Je n'arrêtais pas de répéter mon mantra, en feuilletant d'anciennes scènes et en me demandant pourquoi certains hommes avaient l'impression que mon corps était une chose contre laquelle ils pouvaient appuyer du bout des doigts. Mes vêtements n'étaient pas provocants; personne ne pouvait utiliser cette excuse fatiguée et exaspérante. Est-ce que j'étais malin ou blasé en m'adaptant de manière à devenir un extérieur maigre, renfrogné, marchant dans les rues bondées avec une lueur «ne me fous pas de moi» dans les yeux?

Cette version de moi me manque, la fille qui n'avait pas encore appris à crier.

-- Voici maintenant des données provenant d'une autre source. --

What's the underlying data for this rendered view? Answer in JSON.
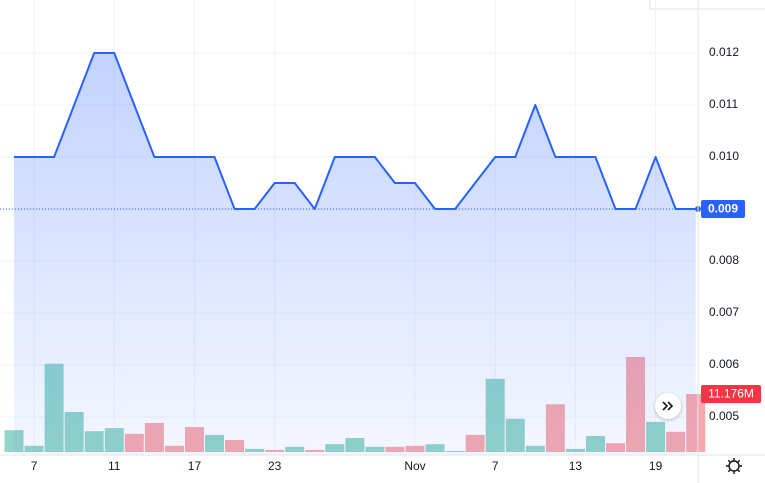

Après deux jours de saccades inconfortables sur le dos d'un chameau, je me rends compte que je suis plus frustrée par la façon dont ma colère me consume que par la naïveté de Christie. Nous avons établi des règles, des façons de marcher dans la rue, des coudes, des grincements de dents aux hommes qui pensent qu'un sourire est une invitation. Et voici que Christie était en train de parcourir allègrement tout cela alors qu'Aviya et moi jetions les coudes et les pieds, frappant fort des mains tâtonnantes. Cette version de moi me manque, la fille qui n'avait pas encore appris à crier.

La nuit dans cette vallée de la lune, nous nous asseyons autour d'un feu de camp avec nos genoux poussés jusqu'à notre menton. Les étoiles du désert sont si belles que votre cœur est blessé lorsque vous vous assoyez, luttant pour consolider toutes les idées de votre âme qui vous font sentir plus grand et plus fort que les circonstances. Je demande à Christie si elle pense que nous sommes trop blasés. «Je pense que tu as trop peur», dit-elle. La réponse me surprend. D'abord, parce que je m'étais habitué à penser à Christie en tant que personne à protéger. Et deuxièmement, bien sûr, j'ai peur.

Tout ce qui pourrait être derrière le masque du sourire d'un homme. La paume ouverte d'une main, capable de caresser, est également capable de vous frapper violemment sur le visage, vous poussant contre un mur et vous écrasant lorsque le ciment s'enfonce dans le bas de votre dos.

Christie hausse les épaules. «Je ne veux pas supposer que tout le monde est à la recherche de moi. Cela semble épuisant. »Elle se lève et se dirige vers la tente.

Aviya s'étire, se penche en arrière et laisse échapper un petit soupir. "Elle va apprendre."

Mais cela me rend juste triste. Comme regarder les milliers d'étoiles et ne voir que le noir abîme de l'espace.